Thursday, February 5, 2009

Once you try yak, you never go back

The Yak, once found from Kashmir to China can now only be found wild in isolated highlands at elevations of above 14,000 feet due to them being extensively hunted for meat and hides. Wild herds range in size from 10 to 100 animals and consist of females and young, led by a few older males, with breeding males being mostly solitary. Yaks have been domesticated in Tibet for centuries, and from there were introduced into the rest of China. Domesticated Yaks are smaller than the wild ones, and come in a variety of colors, including: black, brown, reddish, piebald, and albino. Yaks can live on vegetation that is too sparse to sustain other forms of domesticated animals. The domestic Yak is an incredibly important part of Tibetan life and provides a source of milk, butter, meat, hair ( for cloth ), and leather and is also much used as a beast of burden.

Yaks were first introduced to North America in the early 1900's. They weren’t raised for their meat in North America until about 20 years ago. Yaks have become increasingly popular in the U.S. as they are easy to raise. They are very hardy (disease resistant), efficient consumers of forage, and domesticated (4-strand barbed wire suffices for fencing); and they have few birthing problems (with small calves) and thrive in varying environments. There are now an estimated 4,000 to 5,000 yaks in North America, compared to about 350,000 bison and 100 million cattle.

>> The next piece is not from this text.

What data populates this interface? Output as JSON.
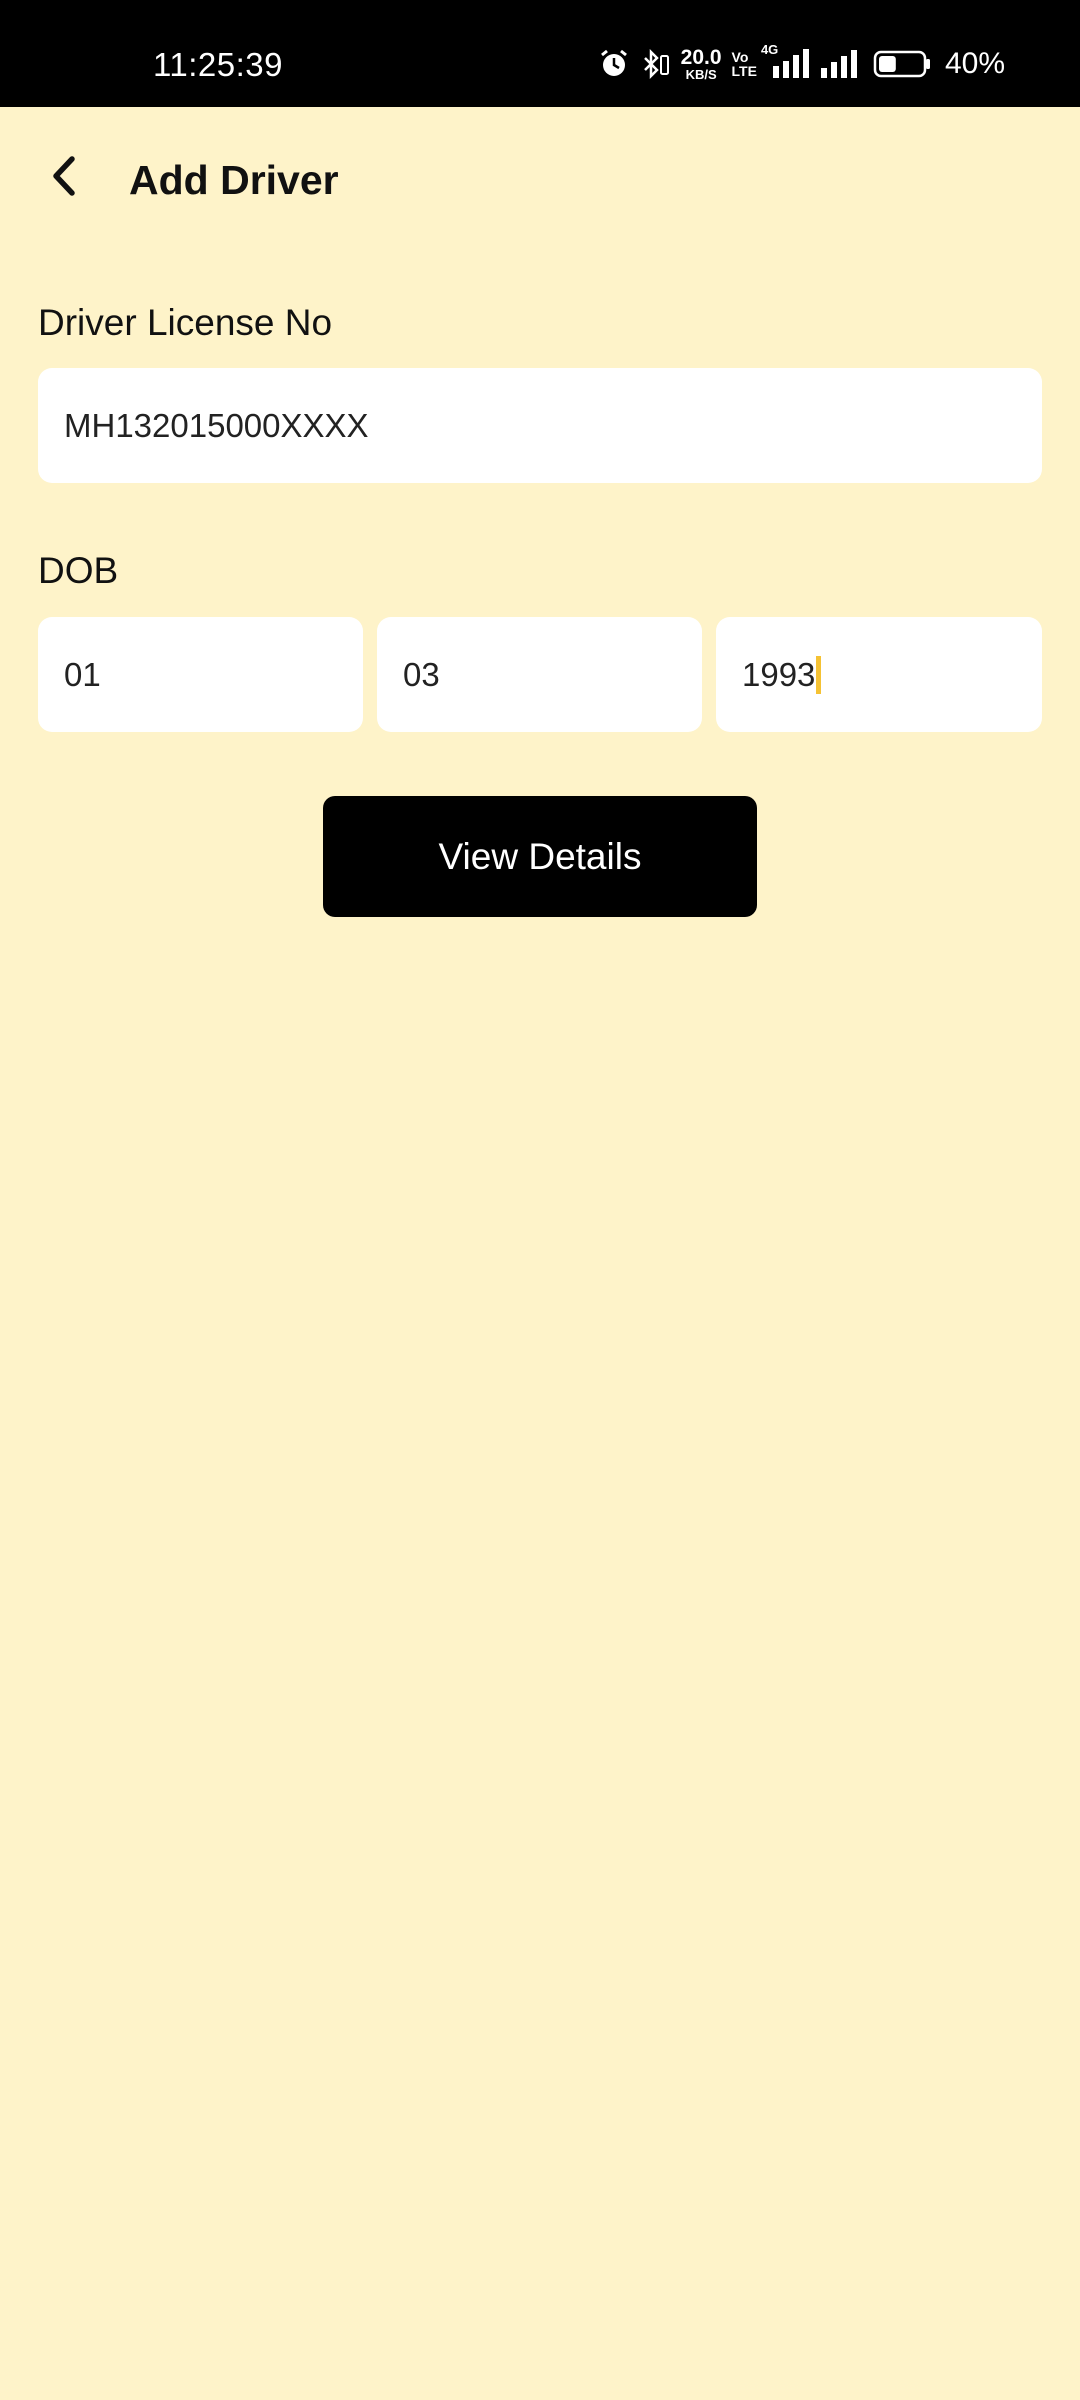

Yaks have very lean meat because, like bison, their fat is a separate layer outside the muscles that is easy to separate, unlike cows that have fat marbled with muscle. Yaks are exclusively grass-fed, and are very efficient food processors. A yak eats only about 1/3 of what a cow eats, and are very disease resistant, meaning they almost never get antibiotics, and they are not treated with growth hormones. Yak meat has twice the protein and half the fat of a skinless chicken breast. The fat that yak meat does contain, like any grass-fed meat, has very high percentages of omega-3 fatty acids and Conjugated Linoleic Acids (good fats). The meat is sweet and delicious tasting (not gamey).